El escándalo que se generó luego de que Graciela Camaño reaccionara con un fuerte cachetazo contra el kirchnerista Carlos Kunkel cuando éste le recordó la frase de su marido, el gastronómico que prometió ‘dejar de robar’ por dos años remarcando que ‘había mentido’ pues seguía haciéndolo, cosechó una particular adhesión en la Legislatura bonaerense, aunque en la –por estas horas- caja de resonancia de los humores de la política vernácula, la red social twitter.
“No justifico la violencia, pero Camaño a partir d hoy es mi idola!!”, twitteó Monzón, en una frase cuanto menos peleada de los pelos con lo políticamente correcto viniendo, justamente, de una legisladora a quien el más común de todos los sentidos, seguro, le debería haber recomendado practicar en ejercicio al que suelen esquivarle algunos políticos: callarse la boca.
La frase, aunque con la aclaración previa, pareció justificar la reacción violenta de una legisladora nacional en el recinto mismo de la Cámara de Diputados, el ‘Palacio de la Democracia’
De particular estilo, la legisladora bonaerense tiene cierta tendencia a relacionarse con frases que disparan polémicas, como cuando generó un fuerte cruce con el Ministro de Desarrollo Social bonaerense, Baldomero Álvarez de Olivera, atribuyéndole una frase en el marco de una reunión que luego desmintió haber pronunciado el funcionario provincial. Aquella vez, incluso los pares de Monzón, que participaron de la reunión le dieron la razón al ex intendente de Avellaneda, desmintiendo haber escuchado lo que ella denunciaba.

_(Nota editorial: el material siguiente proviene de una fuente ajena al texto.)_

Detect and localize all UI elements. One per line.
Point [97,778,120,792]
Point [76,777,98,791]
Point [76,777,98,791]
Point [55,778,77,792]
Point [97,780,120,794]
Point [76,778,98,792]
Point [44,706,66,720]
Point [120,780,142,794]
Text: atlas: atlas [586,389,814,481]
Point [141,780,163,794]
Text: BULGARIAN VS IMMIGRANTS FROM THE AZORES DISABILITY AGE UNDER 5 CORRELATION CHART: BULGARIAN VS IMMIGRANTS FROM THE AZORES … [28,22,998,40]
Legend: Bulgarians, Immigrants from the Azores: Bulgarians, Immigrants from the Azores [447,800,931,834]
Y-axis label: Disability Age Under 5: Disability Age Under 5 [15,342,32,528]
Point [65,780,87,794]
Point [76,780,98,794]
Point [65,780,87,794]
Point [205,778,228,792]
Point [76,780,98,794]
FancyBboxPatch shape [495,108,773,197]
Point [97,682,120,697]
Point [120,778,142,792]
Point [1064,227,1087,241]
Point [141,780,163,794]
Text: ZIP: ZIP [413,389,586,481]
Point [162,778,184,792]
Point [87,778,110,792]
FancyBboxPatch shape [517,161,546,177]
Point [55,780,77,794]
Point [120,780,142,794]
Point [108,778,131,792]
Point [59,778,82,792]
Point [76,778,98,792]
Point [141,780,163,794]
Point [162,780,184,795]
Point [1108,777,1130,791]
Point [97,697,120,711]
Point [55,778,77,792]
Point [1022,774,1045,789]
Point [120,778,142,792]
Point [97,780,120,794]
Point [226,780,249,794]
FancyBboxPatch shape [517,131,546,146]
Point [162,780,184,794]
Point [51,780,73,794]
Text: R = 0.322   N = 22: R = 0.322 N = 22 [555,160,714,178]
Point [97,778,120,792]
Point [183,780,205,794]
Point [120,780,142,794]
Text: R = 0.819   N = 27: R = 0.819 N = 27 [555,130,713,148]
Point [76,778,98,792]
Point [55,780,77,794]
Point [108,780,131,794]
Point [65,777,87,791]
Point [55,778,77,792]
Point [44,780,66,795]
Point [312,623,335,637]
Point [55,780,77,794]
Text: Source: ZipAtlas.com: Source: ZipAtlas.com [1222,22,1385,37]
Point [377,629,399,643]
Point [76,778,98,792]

Fue cuando tras una reunión con los integrantes de la Comisión de Políticas Sociales de la Cámara baja, Monzón salió a cruzarlo denunciando que en el Gobierno de Scioli “nadie controla la asistencia social”; reconocimiento que le atribuyó al Ministro de Desarrollo Social, a quien acusó de cometer un “sincericidio”.
“Quedamos azorados con la repuesta de Álvarez, que admite que los movimientos sociales determinan los beneficios, y que manejan los 144 millones de pesos, sin control”, había dicho Monzón refiriéndose a una supuesta frase del funcionario, finalmente desmentida.